Aos deputados da Comissão Parlamentar de Trabalho e Segurança Social, aquele responsável informou que “sem prejuízo do recurso a instâncias legais aplicáveis, nos termos das regras da concessão dos serviços, afigura-se da integral responsabilidade dos concessionários o cumprimento e valorização dos direitos dos trabalhadores”.

A empresa, cujo contrato da atual concessão terminou no dia 31 de março, venceu o concurso público internacional lançado pela ULSAM em novembro de 2021 e iniciou uma nova adjudicação, no dia 01 de abril.

A ULSAM “não desrespeitou recomendações que o Parlamento aprovou a este propósito, nem garantiu no caderno de encargos a manutenção dos trabalhadores por via da aplicação transmissão de estabelecimento”.

“O novo caderno de encargos prevê uma situação transitória que antecederá a internalização do serviço de Imagiologia, permitindo-se que os médicos e os técnicos de radiologia a contratar possam ser integrados na empresa concessionária até existirem os recursos humanos necessários para autonomizar o serviço. Tem sido inviável designadamente por falta de profissionais médicos”, disse Franklim Ramos. Acrescentando que o modelo escolhido “é a solução mais adequada para satisfazer as necessidades da população da área de influência da ULSAM”.

O deputado do BE José Soeiro considerou que o administrador revelou  “ignorância e desconhecimento sobre a recomendação aprovada pela Assembleia da República em 13 março de 2020″.

“Lamento muito que esteja aqui a lavar as mãos sobre uma responsabilidade que é sua também”, sublinhou José Soeiro, dirigindo-se a Franklim Ramos.

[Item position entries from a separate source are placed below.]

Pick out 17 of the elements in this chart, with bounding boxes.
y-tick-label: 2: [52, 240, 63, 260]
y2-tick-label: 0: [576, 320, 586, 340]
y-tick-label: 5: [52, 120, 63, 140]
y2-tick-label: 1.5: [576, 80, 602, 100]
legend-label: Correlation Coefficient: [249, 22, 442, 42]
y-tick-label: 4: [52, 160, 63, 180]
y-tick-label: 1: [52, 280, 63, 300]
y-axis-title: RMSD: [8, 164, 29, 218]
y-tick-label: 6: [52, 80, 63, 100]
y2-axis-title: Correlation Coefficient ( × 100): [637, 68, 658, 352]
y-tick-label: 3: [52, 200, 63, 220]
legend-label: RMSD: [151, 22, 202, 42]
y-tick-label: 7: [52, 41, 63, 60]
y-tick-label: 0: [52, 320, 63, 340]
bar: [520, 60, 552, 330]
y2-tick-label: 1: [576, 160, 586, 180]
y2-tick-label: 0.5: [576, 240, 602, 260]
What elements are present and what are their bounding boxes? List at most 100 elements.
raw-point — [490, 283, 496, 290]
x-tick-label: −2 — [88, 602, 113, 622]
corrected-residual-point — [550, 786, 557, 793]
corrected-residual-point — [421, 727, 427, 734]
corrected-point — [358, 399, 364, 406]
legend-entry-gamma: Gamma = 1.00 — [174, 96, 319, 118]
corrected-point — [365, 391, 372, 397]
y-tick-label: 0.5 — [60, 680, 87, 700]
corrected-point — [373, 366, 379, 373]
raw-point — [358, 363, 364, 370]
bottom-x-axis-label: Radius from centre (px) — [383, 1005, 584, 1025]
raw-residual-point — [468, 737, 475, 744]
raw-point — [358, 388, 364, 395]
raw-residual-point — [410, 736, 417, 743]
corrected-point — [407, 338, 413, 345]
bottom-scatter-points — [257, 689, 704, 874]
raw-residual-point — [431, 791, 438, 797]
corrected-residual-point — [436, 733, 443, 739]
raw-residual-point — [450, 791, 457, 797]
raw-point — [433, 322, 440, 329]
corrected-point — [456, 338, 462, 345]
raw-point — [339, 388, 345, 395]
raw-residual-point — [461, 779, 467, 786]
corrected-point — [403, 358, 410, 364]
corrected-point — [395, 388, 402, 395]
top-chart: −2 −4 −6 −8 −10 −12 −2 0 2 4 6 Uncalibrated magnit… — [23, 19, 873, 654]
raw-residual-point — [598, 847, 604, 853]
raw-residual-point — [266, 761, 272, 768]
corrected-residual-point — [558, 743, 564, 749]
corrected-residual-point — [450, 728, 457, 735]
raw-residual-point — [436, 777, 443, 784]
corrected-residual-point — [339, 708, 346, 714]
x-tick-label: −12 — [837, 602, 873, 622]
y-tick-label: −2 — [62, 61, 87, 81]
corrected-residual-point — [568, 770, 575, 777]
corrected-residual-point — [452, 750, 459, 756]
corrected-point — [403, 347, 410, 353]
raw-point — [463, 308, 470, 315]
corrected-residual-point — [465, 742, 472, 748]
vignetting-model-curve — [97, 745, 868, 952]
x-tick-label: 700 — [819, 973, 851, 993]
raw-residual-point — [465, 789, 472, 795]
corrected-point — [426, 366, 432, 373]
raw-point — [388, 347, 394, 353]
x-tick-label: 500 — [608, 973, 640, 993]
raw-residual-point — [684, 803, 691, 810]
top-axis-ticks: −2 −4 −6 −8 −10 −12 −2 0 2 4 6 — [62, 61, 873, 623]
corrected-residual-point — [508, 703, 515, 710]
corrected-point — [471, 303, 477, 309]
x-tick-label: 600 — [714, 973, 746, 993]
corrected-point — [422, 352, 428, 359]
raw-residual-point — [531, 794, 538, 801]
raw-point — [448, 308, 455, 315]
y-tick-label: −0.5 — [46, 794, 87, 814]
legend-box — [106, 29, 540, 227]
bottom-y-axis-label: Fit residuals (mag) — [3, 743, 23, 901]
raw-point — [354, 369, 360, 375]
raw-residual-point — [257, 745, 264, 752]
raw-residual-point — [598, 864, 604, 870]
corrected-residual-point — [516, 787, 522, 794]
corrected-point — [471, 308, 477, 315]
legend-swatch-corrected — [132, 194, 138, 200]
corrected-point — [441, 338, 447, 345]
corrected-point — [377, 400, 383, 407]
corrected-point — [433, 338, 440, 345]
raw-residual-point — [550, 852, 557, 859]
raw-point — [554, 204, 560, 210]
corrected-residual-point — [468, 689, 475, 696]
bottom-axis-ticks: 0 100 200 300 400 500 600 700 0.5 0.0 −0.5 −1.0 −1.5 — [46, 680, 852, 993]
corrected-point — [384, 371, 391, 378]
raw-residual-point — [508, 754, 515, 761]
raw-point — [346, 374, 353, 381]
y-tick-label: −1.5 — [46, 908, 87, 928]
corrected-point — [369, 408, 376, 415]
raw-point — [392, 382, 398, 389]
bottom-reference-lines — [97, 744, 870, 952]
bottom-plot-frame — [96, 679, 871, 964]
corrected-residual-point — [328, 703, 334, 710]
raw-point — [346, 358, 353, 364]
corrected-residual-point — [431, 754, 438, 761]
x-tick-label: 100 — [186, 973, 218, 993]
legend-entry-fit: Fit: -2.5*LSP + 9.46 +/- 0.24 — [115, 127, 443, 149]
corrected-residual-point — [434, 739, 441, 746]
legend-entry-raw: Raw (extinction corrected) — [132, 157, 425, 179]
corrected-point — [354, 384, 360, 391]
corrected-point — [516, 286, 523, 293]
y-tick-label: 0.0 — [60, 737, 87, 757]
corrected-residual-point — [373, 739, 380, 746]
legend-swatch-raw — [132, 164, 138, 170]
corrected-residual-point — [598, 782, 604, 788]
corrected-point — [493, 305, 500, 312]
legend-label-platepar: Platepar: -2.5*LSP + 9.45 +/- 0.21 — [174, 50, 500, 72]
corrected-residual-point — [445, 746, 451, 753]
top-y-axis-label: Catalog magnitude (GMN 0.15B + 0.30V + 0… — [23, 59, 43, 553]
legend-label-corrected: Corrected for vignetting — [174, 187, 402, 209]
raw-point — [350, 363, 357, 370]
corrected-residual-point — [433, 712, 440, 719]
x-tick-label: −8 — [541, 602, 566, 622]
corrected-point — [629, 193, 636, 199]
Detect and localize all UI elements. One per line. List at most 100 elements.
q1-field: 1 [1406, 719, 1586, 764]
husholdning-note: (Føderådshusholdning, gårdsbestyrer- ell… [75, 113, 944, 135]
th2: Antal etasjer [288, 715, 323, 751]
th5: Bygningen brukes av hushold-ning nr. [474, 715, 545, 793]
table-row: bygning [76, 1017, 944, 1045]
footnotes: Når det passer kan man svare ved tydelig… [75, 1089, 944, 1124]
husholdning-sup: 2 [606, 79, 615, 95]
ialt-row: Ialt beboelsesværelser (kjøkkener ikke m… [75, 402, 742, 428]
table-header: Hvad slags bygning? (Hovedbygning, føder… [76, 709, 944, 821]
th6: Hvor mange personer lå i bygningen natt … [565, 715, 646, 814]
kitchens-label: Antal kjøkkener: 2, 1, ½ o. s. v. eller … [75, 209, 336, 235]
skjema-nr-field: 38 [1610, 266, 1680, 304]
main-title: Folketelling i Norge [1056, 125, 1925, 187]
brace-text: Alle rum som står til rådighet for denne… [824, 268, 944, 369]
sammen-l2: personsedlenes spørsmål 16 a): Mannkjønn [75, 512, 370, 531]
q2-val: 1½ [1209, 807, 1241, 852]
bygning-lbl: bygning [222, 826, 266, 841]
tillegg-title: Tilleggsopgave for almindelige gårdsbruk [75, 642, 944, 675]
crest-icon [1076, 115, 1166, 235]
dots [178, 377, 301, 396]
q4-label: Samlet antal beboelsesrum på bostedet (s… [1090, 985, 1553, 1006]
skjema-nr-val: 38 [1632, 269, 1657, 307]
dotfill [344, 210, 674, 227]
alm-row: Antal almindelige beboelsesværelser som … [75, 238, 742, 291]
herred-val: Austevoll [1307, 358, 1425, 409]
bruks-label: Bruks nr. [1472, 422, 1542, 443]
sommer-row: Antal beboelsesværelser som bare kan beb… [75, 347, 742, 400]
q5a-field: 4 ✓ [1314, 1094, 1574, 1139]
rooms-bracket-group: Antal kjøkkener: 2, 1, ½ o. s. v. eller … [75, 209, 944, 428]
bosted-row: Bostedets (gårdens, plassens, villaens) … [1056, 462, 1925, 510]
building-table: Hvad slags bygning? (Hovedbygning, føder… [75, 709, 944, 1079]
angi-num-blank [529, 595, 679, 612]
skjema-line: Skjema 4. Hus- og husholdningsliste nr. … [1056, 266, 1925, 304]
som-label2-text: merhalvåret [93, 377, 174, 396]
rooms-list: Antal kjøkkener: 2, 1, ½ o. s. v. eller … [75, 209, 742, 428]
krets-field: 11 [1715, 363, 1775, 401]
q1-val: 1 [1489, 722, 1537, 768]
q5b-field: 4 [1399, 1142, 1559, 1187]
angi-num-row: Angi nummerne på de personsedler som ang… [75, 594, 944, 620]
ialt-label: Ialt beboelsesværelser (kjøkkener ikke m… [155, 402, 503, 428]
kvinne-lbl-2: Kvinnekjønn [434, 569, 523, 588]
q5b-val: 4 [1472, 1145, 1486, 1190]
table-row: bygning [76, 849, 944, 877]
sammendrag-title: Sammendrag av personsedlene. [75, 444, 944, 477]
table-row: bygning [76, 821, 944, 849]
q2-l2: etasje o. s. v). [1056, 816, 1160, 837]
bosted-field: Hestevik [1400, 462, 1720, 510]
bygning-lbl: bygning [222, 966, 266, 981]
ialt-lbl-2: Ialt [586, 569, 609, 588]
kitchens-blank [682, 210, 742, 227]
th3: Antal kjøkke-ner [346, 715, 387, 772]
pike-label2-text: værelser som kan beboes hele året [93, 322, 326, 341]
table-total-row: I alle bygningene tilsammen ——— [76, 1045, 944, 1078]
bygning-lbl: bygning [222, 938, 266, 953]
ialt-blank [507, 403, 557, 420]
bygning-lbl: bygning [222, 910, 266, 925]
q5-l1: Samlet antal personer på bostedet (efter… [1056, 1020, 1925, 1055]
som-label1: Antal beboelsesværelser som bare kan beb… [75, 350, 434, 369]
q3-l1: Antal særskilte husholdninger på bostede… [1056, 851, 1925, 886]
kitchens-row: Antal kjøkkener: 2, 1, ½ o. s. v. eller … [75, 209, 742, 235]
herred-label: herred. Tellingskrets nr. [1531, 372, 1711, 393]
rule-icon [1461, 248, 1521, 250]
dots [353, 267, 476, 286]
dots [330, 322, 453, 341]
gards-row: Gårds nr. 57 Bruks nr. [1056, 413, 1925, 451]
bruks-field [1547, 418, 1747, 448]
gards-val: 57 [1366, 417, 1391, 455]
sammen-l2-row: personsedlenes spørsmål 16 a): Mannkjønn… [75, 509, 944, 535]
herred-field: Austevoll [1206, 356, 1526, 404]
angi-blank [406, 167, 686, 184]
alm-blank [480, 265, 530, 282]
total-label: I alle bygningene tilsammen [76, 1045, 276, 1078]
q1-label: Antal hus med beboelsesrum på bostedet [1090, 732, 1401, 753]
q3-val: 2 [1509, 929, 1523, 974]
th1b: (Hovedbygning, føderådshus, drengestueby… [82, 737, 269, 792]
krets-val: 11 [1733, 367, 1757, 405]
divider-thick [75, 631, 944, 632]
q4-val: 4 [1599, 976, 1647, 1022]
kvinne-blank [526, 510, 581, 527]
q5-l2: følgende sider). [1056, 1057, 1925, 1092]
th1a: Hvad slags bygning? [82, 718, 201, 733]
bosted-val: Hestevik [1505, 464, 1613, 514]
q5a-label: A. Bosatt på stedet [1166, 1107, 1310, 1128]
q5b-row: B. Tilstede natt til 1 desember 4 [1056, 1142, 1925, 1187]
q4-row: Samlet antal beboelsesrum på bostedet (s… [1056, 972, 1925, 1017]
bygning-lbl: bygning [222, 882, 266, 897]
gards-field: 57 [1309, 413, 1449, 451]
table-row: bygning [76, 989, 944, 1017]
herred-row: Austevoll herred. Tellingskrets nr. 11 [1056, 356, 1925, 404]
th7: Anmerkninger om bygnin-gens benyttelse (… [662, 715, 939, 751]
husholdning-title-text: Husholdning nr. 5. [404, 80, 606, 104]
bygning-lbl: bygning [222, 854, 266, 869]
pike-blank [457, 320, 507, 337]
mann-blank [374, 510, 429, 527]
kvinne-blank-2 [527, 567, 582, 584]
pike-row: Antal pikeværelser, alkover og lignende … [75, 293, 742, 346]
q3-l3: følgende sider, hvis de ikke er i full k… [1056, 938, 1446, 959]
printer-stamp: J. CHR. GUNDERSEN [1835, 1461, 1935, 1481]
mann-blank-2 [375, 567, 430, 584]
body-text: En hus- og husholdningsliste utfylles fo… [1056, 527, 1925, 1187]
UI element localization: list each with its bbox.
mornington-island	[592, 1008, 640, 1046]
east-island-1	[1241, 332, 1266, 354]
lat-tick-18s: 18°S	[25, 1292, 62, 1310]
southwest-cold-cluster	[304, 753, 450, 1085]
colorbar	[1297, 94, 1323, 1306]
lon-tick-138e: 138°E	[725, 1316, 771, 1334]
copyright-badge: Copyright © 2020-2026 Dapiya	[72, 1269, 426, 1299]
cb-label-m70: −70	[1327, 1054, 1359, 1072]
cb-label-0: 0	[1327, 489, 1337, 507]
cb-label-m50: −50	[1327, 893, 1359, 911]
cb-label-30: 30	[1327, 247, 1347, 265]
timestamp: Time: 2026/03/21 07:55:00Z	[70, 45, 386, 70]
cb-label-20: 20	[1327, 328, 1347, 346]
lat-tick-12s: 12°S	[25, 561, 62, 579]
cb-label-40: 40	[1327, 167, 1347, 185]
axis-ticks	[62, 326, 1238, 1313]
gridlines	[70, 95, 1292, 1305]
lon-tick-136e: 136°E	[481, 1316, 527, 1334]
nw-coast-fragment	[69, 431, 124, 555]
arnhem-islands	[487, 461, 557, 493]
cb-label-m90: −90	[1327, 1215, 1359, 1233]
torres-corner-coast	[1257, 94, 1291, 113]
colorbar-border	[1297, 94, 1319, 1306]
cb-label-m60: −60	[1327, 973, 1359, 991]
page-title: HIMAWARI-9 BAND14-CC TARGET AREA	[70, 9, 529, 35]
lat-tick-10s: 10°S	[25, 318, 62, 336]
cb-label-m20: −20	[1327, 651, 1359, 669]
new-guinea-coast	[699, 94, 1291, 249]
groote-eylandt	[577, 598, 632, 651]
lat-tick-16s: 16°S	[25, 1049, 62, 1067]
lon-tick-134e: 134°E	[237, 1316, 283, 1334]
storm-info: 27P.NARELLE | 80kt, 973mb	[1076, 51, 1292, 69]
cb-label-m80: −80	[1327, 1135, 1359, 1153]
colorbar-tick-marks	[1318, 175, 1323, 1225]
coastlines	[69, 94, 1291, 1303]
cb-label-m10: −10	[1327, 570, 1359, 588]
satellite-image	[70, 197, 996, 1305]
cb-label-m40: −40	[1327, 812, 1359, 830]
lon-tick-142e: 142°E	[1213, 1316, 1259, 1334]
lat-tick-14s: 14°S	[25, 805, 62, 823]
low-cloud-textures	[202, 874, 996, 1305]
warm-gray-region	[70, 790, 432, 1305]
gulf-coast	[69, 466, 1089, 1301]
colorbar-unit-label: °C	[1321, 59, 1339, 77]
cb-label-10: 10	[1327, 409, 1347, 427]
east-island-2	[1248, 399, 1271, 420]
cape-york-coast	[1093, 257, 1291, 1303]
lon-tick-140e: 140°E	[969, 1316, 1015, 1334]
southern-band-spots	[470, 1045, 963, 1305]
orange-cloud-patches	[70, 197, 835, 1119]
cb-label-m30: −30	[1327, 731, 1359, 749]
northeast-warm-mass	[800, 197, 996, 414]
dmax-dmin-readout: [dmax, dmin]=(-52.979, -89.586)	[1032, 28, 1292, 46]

“Há um modelo perverso em que a Lifefocus na verdade não está a prestar um serviço, está a fornecer mão-de-obra para um serviço da ULSAM, chefiado por alguém da ULSAM, com meios da ULSAM, com situações estranhas de um quadro do hospital que passa para uma empresa privada para chefiar a equipa da empresa privada, sendo que na verdade tem um vínculo ao hospital, sendo que há membros da empresa que também são membros do júri porque são parte do hospital. Enfim, isto é uma trapalhada que já deveria ter acabado”, referiu.